If you identify truly toxic backlinks, you have two main options: try to remove them at the source or disavow them using Google Search Console. Most experts agree that you should not act unless there is clear evidence of harm, such as a manual penalty or a large volume of manipulative links.
Begin with a thorough audit. Separate high-quality links from questionable ones and focus only on the clearly spammy, irrelevant, or unnatural entries. If a toxic link comes from a site you have a relationship with, consider requesting its removal. Otherwise, disavow is the safer route.
Use the disavow tool cautiously. Submit only the worst offenders, ideally at the domain level, and review the list carefully. Google advises disavowing only if your site is under a manual action or if there is a serious risk of penalty. In most cases, Google ignores low-quality links by default.
Disavowing the wrong links can backfire. Some site owners have seen traffic drops after mistakenly cutting off legitimate backlinks. When used correctly, disavow can help recover from penalties, but misuse may harm your SEO.
Conclusion
Toxic backlinks are a concern that looms in the back of many website owners’ minds, but with the right approach, they are a manageable issue.

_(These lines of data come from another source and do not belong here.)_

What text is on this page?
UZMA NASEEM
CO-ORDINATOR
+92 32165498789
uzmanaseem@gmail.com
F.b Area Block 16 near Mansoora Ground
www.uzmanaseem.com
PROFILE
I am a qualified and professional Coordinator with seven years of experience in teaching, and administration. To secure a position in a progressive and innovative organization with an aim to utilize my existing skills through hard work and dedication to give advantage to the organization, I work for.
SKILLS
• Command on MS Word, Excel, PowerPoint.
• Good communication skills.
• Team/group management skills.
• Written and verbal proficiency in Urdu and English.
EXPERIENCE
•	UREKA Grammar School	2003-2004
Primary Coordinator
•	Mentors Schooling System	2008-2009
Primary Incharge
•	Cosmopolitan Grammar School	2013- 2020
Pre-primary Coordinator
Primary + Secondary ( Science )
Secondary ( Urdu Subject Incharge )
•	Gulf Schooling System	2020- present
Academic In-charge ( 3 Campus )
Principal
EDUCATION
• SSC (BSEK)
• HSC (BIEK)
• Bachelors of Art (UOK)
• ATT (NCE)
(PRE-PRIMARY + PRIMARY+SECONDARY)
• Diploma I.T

We’ve learned that toxic backlinks are those bad-quality, rule-breaking links that could hurt your SEO, typically coming from spammy sources or manipulative schemes. They matter because in worst-case scenarios, they can trigger Google penalties or lower your site’s trust.
However, the collective wisdom from SEO communities is clear: don’t live in fear of every shady backlink. Use the tools and techniques at your disposal to identify the genuinely harmful links (common signs include low-authority domains, irrelevant or spam-ridden sites, and over-optimized anchors).
Using platforms like Google Search Console, SEMrush, Ahrefs, Moz, and others to shine a light on your backlink profile, but always apply human judgment to what those tools tell you.
When it comes to taking action, focus on meaningful interventions – clean up links that are truly toxic, especially if you have evidence they’re hurting your site (such as a manual action notice or a known history of black-hat link building). The disavow tool is there for those heavy situations, but experts advise using it sparingly and wisely.
Many community members have shared that Google often sorts out minor bad links on its own, so you should spend your time creating great content and earning good links rather than obsessing over every spam link that pops up.